Planning consent has been obtained by Persimmon to build nearly 400 houses on the old Royal Naval Stores Deport. The developers are implementing a largely on road cycle route. Thus despite multiple prompts from CTC representatives the Council have failed to consider the advantages of converting the adjacent footpath to a shared use or segregated bike path. Mike Bowden is talking to the developers to see whether any changes can be made at this late stage.
National Institute for Health and Clinical Excellence (NICE)
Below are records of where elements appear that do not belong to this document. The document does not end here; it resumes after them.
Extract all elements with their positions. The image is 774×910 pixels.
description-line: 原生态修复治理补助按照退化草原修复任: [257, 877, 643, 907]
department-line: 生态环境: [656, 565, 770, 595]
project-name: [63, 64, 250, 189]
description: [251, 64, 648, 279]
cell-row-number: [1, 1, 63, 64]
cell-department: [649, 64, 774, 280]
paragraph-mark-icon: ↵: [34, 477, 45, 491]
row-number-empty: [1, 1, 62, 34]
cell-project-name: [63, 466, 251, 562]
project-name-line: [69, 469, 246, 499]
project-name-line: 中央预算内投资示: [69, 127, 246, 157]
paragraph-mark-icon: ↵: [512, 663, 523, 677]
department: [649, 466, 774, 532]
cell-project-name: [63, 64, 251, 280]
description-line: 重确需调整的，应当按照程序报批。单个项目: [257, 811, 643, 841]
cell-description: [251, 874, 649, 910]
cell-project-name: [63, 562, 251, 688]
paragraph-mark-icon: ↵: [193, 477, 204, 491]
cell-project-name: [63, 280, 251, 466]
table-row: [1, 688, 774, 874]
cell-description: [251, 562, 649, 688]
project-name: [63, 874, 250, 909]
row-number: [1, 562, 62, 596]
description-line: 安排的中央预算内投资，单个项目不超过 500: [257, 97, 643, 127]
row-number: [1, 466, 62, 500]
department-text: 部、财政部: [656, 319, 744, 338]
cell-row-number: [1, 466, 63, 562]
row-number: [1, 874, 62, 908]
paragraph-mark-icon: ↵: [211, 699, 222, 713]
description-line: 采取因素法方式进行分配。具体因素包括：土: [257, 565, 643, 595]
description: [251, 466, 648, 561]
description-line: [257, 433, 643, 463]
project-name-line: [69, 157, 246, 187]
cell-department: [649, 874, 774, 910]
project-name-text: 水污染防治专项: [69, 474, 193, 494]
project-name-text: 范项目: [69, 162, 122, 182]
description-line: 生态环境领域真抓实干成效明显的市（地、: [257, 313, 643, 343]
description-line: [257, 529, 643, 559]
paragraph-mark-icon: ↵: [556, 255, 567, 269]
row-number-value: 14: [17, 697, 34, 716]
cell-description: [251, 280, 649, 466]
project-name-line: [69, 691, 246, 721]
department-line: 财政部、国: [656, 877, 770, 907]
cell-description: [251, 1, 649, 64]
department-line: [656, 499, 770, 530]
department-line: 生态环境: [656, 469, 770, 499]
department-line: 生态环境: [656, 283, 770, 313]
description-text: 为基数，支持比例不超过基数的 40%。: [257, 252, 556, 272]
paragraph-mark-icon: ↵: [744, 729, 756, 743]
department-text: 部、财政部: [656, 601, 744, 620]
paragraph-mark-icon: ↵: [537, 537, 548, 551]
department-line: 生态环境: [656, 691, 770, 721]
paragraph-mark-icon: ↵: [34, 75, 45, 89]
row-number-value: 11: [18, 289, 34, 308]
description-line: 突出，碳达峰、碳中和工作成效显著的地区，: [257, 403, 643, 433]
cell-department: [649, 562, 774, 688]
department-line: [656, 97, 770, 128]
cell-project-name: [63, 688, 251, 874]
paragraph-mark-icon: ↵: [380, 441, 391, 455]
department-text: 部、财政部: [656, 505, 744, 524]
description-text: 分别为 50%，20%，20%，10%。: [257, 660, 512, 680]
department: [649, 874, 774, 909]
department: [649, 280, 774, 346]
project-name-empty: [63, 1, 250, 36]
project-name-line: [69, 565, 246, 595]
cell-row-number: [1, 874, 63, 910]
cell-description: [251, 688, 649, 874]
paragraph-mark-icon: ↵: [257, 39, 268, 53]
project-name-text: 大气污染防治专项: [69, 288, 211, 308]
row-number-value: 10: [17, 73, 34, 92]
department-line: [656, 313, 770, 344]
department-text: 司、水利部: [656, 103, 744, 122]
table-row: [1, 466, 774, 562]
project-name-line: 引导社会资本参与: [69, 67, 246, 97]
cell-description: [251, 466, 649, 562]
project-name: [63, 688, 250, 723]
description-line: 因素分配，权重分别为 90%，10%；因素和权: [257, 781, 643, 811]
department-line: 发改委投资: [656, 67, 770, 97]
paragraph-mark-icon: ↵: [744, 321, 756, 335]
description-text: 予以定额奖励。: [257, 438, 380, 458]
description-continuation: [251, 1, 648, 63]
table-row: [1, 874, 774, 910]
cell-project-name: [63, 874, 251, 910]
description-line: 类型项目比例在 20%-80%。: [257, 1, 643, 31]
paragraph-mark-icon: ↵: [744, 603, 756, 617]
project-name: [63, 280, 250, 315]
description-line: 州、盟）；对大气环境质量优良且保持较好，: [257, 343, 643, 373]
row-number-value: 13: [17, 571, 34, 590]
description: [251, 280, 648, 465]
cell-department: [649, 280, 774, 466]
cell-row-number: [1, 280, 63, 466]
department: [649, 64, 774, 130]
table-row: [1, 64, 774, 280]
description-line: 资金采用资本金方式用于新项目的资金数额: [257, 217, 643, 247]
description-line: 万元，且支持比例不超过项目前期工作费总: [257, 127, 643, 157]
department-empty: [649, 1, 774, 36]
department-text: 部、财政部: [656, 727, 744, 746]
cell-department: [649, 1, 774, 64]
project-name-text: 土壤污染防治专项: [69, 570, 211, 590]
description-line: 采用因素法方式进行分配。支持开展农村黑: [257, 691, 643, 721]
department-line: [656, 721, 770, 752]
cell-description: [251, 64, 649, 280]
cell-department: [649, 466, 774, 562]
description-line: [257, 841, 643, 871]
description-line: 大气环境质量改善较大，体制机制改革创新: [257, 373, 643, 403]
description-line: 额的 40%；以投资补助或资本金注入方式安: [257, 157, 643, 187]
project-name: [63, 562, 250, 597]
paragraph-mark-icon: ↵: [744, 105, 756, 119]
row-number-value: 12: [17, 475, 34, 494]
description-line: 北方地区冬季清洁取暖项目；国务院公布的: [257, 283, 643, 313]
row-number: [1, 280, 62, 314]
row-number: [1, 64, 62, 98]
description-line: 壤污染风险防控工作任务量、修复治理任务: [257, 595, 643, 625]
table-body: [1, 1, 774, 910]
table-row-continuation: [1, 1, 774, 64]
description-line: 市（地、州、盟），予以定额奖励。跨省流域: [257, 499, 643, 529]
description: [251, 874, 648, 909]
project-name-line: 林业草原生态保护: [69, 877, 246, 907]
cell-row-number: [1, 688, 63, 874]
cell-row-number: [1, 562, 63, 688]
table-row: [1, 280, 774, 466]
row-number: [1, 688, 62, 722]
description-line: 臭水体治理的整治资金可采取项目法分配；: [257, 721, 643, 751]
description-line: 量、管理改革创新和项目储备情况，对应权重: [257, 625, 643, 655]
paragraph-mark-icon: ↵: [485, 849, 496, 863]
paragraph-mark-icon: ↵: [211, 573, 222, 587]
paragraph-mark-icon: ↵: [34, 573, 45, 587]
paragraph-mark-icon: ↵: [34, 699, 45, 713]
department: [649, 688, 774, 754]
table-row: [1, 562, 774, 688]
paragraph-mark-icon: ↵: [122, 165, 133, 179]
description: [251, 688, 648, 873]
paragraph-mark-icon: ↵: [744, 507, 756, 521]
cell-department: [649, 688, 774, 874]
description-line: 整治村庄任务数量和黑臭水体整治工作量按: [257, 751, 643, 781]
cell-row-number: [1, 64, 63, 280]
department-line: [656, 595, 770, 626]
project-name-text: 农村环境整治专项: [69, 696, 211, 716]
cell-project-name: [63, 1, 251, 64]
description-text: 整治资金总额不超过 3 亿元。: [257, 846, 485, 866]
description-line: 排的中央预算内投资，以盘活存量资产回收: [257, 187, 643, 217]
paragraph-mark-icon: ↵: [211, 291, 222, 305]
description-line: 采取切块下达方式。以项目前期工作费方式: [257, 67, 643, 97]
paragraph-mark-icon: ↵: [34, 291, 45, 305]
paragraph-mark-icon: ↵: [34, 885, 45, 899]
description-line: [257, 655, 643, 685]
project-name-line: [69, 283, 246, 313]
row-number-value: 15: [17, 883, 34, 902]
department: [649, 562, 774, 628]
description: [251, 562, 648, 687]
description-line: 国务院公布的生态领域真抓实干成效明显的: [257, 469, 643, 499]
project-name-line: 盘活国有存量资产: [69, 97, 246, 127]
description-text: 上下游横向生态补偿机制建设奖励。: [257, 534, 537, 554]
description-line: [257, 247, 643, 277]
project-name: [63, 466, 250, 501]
Town planners and architects have been told to give pedestrians and cyclists priority over cars in towns, and to design staircases that make people want to use them, as part of a radical move to make Britons more physically active. The National Institute for Health and Clinical Excellence (NICE) has departed from its usual remit of advising on NHS treatments to produce guidance on the built environment with regard to health.
The organisation urges local authorities to crack down on vehicle use, by such means as charging and traffic calming. The guidance was commissioned by the Department of Health, motivated by the obesity, cancers and heart disease that can accompany the sedentary lifestyle.
Inactivity, said Mike Kelly, director of NICE's centre for public health excellence, was estimated to cost roughly £8.2bn a year. He said 150 years ago planning had brought about fundamental shifts in public health by producing the conditions that helped eradicate certain infectious diseases. "This is a different problem that needs equally concerted action." NICE guidance is not binding on town planners, but talks have begun with groups that can encourage implementation, and studies have shown there would be considerable savings to the NHS if people were encouraged to walk and cycle, NICE said.